Tom Stoppard's crisp and witty script, Ballard's brilliant story, John Williams' searing and breathtaking score (with Chopin in eloquent counterpoint), Allen Daviau and Norman Reynolds’ stunning perfect colors, and the honesty and zap of Christian Bale, John Malkovich and Miranda Richardson combine to lasting effect under Spielberg's hand. Now we see what he was leading up to visually in his Amazing Stories The Mission. The Color Purple, too, seems like a rehearsal in terms of story and scope. This also was a ‘really different story’ but Empire is a more vital, groundbreaking film. He is back with Williams and back with more familiar obsessions -- and some new ones.
"I learned a new word today. Atom Bomb." The horror and the destruction around young Jim ignites in a flash, crystallizing his loneliness and shattering the war. How does this leave him?
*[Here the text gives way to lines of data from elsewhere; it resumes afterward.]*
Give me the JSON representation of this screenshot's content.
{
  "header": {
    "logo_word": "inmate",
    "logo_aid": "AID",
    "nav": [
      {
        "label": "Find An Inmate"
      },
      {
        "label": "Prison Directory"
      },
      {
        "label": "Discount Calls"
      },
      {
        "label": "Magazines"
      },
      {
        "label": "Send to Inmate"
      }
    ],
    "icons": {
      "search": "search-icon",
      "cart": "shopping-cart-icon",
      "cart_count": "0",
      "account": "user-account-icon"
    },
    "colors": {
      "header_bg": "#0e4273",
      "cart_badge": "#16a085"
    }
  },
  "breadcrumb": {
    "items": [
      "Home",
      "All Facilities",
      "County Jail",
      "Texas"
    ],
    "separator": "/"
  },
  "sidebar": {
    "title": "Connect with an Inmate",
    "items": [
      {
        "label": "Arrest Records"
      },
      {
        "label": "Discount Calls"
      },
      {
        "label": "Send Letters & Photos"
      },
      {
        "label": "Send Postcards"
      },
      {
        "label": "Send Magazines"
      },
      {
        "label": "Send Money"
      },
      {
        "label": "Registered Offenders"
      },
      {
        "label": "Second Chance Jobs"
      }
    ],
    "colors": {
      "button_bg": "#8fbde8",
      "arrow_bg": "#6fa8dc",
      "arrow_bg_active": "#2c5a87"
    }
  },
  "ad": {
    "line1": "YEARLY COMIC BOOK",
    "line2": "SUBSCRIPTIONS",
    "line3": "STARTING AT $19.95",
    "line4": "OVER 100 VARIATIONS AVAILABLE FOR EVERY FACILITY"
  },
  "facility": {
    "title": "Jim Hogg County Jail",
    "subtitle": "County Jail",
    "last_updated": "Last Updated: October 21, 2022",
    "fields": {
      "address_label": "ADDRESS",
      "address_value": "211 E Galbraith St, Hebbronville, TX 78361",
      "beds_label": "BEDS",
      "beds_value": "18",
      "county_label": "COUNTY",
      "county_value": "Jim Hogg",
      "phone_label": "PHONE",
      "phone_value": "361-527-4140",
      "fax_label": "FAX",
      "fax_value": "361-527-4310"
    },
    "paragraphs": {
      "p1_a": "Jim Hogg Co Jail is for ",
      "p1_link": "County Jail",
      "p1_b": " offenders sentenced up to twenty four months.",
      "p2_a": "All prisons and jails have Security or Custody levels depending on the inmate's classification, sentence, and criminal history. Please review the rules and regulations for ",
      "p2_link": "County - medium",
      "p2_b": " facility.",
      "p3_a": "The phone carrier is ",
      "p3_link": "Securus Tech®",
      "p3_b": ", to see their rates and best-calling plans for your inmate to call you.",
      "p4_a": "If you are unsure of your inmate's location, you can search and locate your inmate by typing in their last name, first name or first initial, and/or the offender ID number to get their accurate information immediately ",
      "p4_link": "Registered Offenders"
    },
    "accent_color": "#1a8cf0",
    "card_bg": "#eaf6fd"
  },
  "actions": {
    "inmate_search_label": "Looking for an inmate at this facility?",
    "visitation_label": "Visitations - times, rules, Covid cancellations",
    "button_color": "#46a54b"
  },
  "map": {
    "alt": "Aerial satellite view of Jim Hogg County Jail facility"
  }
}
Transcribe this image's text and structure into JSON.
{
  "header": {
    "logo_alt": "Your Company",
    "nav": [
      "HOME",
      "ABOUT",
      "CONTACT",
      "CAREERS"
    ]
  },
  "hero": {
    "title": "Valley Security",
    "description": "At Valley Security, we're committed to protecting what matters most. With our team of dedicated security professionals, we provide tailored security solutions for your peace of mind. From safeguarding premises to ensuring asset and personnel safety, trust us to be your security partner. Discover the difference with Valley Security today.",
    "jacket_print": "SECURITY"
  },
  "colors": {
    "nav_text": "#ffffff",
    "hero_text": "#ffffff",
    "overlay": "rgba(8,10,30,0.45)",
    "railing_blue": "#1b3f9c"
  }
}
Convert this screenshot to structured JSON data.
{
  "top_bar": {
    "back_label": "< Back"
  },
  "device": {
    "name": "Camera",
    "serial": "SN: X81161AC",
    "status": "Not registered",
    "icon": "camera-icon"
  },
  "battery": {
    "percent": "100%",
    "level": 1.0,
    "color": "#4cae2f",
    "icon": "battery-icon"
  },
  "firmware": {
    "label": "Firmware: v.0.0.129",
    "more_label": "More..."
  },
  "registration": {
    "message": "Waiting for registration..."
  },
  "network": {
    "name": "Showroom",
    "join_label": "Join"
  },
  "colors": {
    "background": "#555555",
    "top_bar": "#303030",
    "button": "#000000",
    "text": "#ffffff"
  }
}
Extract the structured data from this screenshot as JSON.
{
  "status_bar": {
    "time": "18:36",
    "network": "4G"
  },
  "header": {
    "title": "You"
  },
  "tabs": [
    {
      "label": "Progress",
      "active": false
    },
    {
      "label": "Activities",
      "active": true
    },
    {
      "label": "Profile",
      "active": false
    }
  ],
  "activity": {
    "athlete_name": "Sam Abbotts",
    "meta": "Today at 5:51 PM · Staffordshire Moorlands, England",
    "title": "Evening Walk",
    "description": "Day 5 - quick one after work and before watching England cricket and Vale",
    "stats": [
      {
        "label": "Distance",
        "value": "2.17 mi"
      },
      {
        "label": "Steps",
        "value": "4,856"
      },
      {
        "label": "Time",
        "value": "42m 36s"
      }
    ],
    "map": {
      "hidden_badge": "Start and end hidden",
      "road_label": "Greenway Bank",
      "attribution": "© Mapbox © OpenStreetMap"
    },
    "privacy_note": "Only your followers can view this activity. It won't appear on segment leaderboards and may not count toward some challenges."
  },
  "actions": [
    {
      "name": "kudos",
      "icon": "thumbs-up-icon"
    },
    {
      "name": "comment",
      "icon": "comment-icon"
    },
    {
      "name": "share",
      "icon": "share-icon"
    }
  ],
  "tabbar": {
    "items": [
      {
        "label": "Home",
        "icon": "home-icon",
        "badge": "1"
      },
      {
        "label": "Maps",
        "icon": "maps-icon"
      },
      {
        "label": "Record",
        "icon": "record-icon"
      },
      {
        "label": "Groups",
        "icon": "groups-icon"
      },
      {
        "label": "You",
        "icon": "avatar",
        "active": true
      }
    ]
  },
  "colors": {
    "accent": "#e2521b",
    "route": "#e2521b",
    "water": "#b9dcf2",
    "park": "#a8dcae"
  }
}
He is British, but has never been there. He put his trust in Basie but was betrayed. He has grown up with ‘the enemy’ but never felt hostile towards them. He is simply alone and so he must go on –- this he has learnt. The liberation ends his journey for now. Exsultate Justi. He is alive.

In facing death and the bomb, Spielberg finds life. The giant G.I.s that find Jim pedaling circuits around the bombed-out prison camp are amazed. "I surrender," says Jim, with a libation of Jerzee condensed milk. He is alive and an individual, but he is human, he wants to be loved, even though it might be hard at first to recognise his parents. Earlier, with an echo of the closing shot of The Sugarland Express, Jim throws away his suitcase. This is the moment of ‘death of innocence’ that Spielberg was talking about. It is a fleeting moment and Jim does not realise it until some time later, but we are reminded by the closing moments of the film that this is where we have been. The journey has been painful and frightening for both Jim and us, but the final experience is uplifting. It is impossible to trap here on paper. Listen to the score! See the film! It is lyrical, and alive, and an example of the promise of hope and light that Spielberg’s previous works have glimpsed. And that is not to denigrate those works, far from it! Spielberg's career is just continuing to explore the delicate balance between the intellectual and the emotional. Part of the glory of Empire of the Sun is how well this succeeds.